As neuroscience research indicates, learning to read created a new circuit in the human brain more than 6,000 years ago. That circuit evolved from a very simple mechanism of decoding information (e.g. establishing the number of animals in a field), to the present ‘reading brain’. 

Human babies are born with a natural capacity to learn to walk and talk, but not with a natural understanding of written language, explains neuroscientist Maryanne Wolf. You don't learn to read once, and maintain the ability unchanged over a lifetime. Keeping the reading circuits in your brain working well requires regular exercise. Use it or lose it - this is true of reading as well as muscle tone.

Most people are reading more than ever before, but the problem is, the way that people are reading has also changed. Skim reading has become the new normal. 

We live in a world of digital information overload, constantly surrounded by screens feeding the brain with information, which it cannot properly process. People may be reading a novel’s worth of words during a day, but many no longer pick up an actual book because they feel too consumed by digital texts. 

Neuroscientists say that lack of what they define as “deep thought” - which is often achieved when reading a physical book, is changing our brains.

Unlike reading in a book, or even a magazine or newspaper, reading on a screen often involves consuming short snippets of information in quick succession, usually by skimming over words, or clicking from one page to another.
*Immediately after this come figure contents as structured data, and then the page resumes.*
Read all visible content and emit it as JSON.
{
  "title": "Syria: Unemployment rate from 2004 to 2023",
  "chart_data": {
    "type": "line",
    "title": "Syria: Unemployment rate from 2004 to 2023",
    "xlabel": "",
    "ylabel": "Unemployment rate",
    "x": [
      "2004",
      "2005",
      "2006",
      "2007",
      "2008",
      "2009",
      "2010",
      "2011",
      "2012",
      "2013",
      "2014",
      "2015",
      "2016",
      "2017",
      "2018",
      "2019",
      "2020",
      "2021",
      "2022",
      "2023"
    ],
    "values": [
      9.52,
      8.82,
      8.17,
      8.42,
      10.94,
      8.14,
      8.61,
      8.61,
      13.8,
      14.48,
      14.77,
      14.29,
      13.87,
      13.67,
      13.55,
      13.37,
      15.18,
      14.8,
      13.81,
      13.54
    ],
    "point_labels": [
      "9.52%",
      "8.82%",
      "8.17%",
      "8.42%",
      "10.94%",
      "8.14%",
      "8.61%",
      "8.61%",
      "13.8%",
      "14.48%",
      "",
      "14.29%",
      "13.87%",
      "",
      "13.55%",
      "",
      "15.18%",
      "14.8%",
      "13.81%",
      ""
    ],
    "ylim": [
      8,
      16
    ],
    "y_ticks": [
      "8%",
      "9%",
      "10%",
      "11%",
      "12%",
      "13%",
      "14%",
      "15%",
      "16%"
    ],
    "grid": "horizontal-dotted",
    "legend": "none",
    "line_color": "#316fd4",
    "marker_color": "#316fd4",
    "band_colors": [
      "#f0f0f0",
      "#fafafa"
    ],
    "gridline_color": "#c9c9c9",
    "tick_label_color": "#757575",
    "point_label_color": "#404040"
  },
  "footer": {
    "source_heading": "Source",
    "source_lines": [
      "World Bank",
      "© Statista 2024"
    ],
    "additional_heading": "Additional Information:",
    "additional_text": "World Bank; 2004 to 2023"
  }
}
When the brain skims texts, there is no time to grasp complexity, think ‘deeply’ about the information or gauge proper perspective on a particular point of view. 

Some neuroscientists say skimming has become the new normal way of reading, something humans have adapted to as a way of dealing with the enormous volumes of information we are presented with every day.

As a result, our reading brain is becoming wired more for speed and less for processes like comprehension, understanding and committing information to our long-term memories.With a lack of focused attention or “deep thought” when reading, it is making it increasingly difficult for the brain to perform deep, critical, comprehensive thinking. 

In a research study on brain image recognition, led by Michigan State University professor Natalie Phillips, they found that the brain was less active when someone was engaged in ‘casual’ or ‘skim’ reading, as opposed to attentive or deep reading. While concentration during reading engages our ability to think critically and reflectively, by consuming more and more words by skimming and without paying proper attention, nothing can be properly processed by the brain. 

Most screens, e-readers, smartphones and tablets interfere with intuitive navigation of a text - essentially they encourage skimming or rushed reading. Someone reading a digital text might scroll through a seamless stream of words, tap forward one page at a time or use the search function to immediately locate a specific word or phrase - this usually takes everything out of context.

Seemingly,  it’s all words and no meaning when it comes to consumption of vast quantities of digital information. 

The tendency to read a screen more superficially than a book has been demonstrated in a study by information science expert Ziming Liu, who investigated eye movement during digital reading.

His research showed that when people consume words on a screen, they tend to read diagonally or vertically to help quickly locate words in a bid to get a general ‘gist’ of the text. If the reader already has an idea of the context of the subject, the words may not actually be read. 

Our functional memory is being affected by this kind of information consumption: the average capacity of the functional memory of people reading on screens is increasingly reduced.